The most basic principle of democracy — the right to say No — will have been all but taken away. That’s the line Remainers have crossed and that is going to have very serious consequences.

It guarantees that this argument is going to get louder and uglier if Remain actually wins on such a prospectus. There’s no way Cameron can survive any reasonable length of time after this. Within the party he will go down as the most hated Conservative PM of all time, surpassing even Ted Heath. Some Conservatives will soon be barely able to speak his name. A sulphurous chasm will open up in the Conservative party, meaning only a Leave supporter can lead it. Osborne hasn’t a snowball’s chance in hell of becoming leader.

When you think of it, what will happen to the Conservatives is what has already happened to Labour, post-Blair; it’ll just be at much higher speed and cutting out the Brown and Miliband stages. Cameron will truly become the Heir-to-Blair.

So both main parties will be left in very different places to where they were just a few years ago, and in a much more divided parliament than we have seen for decades.

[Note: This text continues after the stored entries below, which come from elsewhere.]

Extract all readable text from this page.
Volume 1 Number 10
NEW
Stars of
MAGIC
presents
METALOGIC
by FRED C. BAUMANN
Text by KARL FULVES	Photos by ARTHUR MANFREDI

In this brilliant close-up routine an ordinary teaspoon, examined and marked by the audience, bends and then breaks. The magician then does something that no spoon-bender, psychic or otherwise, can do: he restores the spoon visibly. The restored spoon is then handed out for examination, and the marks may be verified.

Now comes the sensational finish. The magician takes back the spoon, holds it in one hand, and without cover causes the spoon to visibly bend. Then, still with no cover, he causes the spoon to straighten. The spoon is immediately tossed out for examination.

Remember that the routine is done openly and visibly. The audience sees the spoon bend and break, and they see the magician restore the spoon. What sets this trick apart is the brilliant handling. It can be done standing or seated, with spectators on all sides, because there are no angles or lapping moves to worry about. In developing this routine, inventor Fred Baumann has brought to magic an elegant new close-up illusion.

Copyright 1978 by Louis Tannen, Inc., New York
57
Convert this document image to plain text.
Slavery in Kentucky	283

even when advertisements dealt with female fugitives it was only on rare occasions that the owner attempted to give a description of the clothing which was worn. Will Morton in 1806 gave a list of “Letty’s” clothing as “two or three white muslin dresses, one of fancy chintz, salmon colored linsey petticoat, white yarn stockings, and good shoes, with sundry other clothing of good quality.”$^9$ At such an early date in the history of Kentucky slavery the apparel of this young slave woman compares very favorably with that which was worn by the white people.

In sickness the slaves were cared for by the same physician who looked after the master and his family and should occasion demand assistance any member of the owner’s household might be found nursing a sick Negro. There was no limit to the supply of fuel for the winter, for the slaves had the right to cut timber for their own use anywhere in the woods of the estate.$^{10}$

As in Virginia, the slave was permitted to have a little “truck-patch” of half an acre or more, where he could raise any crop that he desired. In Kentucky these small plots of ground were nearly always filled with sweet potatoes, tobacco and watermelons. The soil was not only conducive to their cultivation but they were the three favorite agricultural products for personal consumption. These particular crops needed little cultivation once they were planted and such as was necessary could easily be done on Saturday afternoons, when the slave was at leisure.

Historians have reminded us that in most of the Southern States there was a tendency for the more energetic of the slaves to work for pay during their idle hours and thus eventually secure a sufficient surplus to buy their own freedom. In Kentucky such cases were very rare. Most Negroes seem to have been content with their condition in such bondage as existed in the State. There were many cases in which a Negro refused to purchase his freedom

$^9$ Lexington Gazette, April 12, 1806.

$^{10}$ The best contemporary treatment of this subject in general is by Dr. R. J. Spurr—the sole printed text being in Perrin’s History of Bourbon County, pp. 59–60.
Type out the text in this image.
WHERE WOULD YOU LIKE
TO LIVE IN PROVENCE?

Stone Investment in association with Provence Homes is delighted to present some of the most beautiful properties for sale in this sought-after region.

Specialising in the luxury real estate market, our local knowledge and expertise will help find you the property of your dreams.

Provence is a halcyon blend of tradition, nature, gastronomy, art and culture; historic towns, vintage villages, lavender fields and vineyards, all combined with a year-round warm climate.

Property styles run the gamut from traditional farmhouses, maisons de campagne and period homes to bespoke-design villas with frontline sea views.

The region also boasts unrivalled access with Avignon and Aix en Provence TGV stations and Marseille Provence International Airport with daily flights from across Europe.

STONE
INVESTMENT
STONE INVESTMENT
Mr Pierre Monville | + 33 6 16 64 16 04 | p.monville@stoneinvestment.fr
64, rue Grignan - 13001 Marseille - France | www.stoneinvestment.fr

At the edges of this, UKIP (or whatever new guise they think up) will be injected with a cocktail of steroids, caffeine and rocket fuel. One could even imagine an eventual scenario of UKIPers shouting at ScotNats across the chamber while the two main parties scratch their heads and wonder what on earth went wrong.

You think I’m enjoying this? You must be bloody joking.

This scenario is exactly what I’m fighting to avoid — a degeneration into a kind of culture war where politics in this country gets ugly because Cameron, Osborne and the Remain lobby refused to countenance that our EU relationship and our democracy needed profound root-and-branch change and that they should lead Britain out if that didn’t happen.

As for “Liberal Leave”: in this scenario, I doubt we’ll even get a look in because the main Vote Leave campaign will convince itself that its dreadful campaign was nothing of the sort — they’ll see it as simply being over-run by the Remain lobby, the hysterical Project Fear, “Cameron the snake”, and that prison theme I mentioned, which individuals from the campaign will then take up. It’ll be “their fault, not ours”.

In such circumstances, Liberal Leave will have had its brief moment of trying to bring pragmatism and sense to this whole debate, but that moment will have passed.

It’ll be ranting and fighting from here.

What a prospect. That’s why would-be Remain supporters need to urgently reconsider their allegiance, as set out here.

It may be our last chance for sensible change.